Happily Divorced

by itsthatsmith

To look back and reflect on the season of divorce, for me, is still surreal.  Deeply rooted in the belief that my testimony will help another avoid some of the mistakes made, or heal through the hurt is truly part of what birthed Burden & Pupose.

A sound bite that I’ve recently heard that’s resonated with me has had me run through a number of my experiences growing up, “More is caught than is taught”.

When there aren’t a temendous amount of positive examples of what marriages and relationships are supposed to look like, for me I can honestly say that my “true north” was misguided.

A mentor of mine shared an article with me recently.  Hannah and Fard Bell.  The “Happily Divorced Couple”.  After spending 13 years together as life partners, they celebrated their divorce, and shared 5 lessons they learned in a penned letter…

It’s official. Yesterday our divorce was finalized. After our court hearing we had a celebratory lunch together, ringing in our next season of life as friends and co-parents.

As we reflected on our 13 years of marriage, together we came up with 5 marital lessons we learned along the way:

1) Take the time to REALLY get to know yourself, your purpose, your vision, your priorities, and your core values before committing yourself to someone else for life. Get clear on your non-negotiables and on your deal breakers before saying “I Do”. Otherwise, your newfound vision can create division if it’s not in alignment.

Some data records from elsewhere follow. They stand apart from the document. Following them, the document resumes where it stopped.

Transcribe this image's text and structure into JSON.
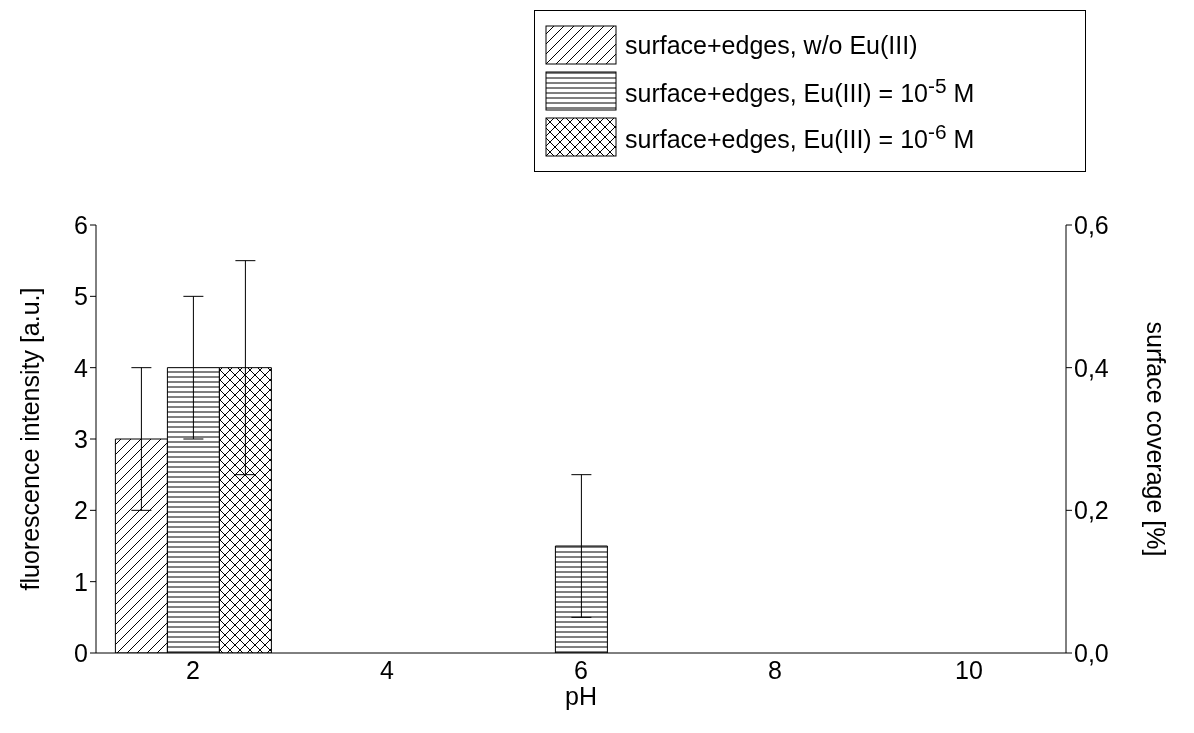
{
  "chart_data": {
    "type": "bar",
    "xlabel": "pH",
    "ylabel": "fluorescence intensity [a.u.]",
    "y2label": "surface coverage [%]",
    "categories": [
      "2",
      "4",
      "6",
      "8",
      "10"
    ],
    "series": [
      {
        "name": "surface+edges, w/o Eu(III)",
        "color": "#000000",
        "values": [
          3,
          0,
          0,
          0,
          0
        ],
        "errors": [
          [
            2,
            4
          ],
          null,
          null,
          null,
          null
        ]
      },
      {
        "name": "surface+edges, Eu(III) = 10$^{-5}$ M",
        "color": "#000000",
        "values": [
          4,
          0,
          1.5,
          0,
          0
        ],
        "errors": [
          [
            3,
            5
          ],
          null,
          [
            0.5,
            2.5
          ],
          null,
          null
        ]
      },
      {
        "name": "surface+edges, Eu(III) = 10$^{-6}$ M",
        "color": "#000000",
        "values": [
          4,
          0,
          0,
          0,
          0
        ],
        "errors": [
          [
            2.5,
            5.5
          ],
          null,
          null,
          null,
          null
        ]
      }
    ],
    "ylim": [
      0,
      6
    ],
    "yticks": [
      0,
      1,
      2,
      3,
      4,
      5,
      6
    ],
    "y2lim": [
      0,
      0.6
    ],
    "y2ticks": [
      {
        "value": 0,
        "label": "0,0"
      },
      {
        "value": 0.2,
        "label": "0,2"
      },
      {
        "value": 0.4,
        "label": "0,4"
      },
      {
        "value": 0.6,
        "label": "0,6"
      }
    ],
    "grid": false,
    "legend": "top right"
  }
}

2) Even if you believe you heard from God, there’s no need to rush to the altar. Take your time and enjoy the process of courtship, or you’ll find yourself getting to know each other after you’re already married.

3) Before getting married, make sure your priorities are compatible and don’t ignore core value differences. While marriage takes compromise, there are some things that can’t be compromised. Eventually, either you’ll try to be someone you’re not, or you’ll try to change the other person into someone they’re not and it won’t work.

4) Marriage takes work. Don’t underestimate the amount of work that it takes to build a strong marriage. Go to marriage seminars together before getting married, learn what it really takes, and make sure you’re both willing to put in the work together. If you don’t grow together you’re gonna grow apart.

5) Hindsight is 20/20. We may not be able to change the past, but what we can do is make the best of our current situation and of the future, out of love and respect for ourselves and for our son. Life doesn’t always work out exactly how we planned, but God can still get the glory from our story.

We truly believe all things work together for the good of those who love the Lord and are called according to His purpose. God can still make something Good out of our situation. We are both proud of the life we built together over the past 13 years. And through this marriage the most wonderful miracle was born, Jacob Victorious Bell. And for that we will always be grateful.

So here’s to new seasons, fresh starts, and new normals. 👐🏽

(Btw, no need to choose sides. You can love us both equally!! 😂)

Lessons learned should always be shared.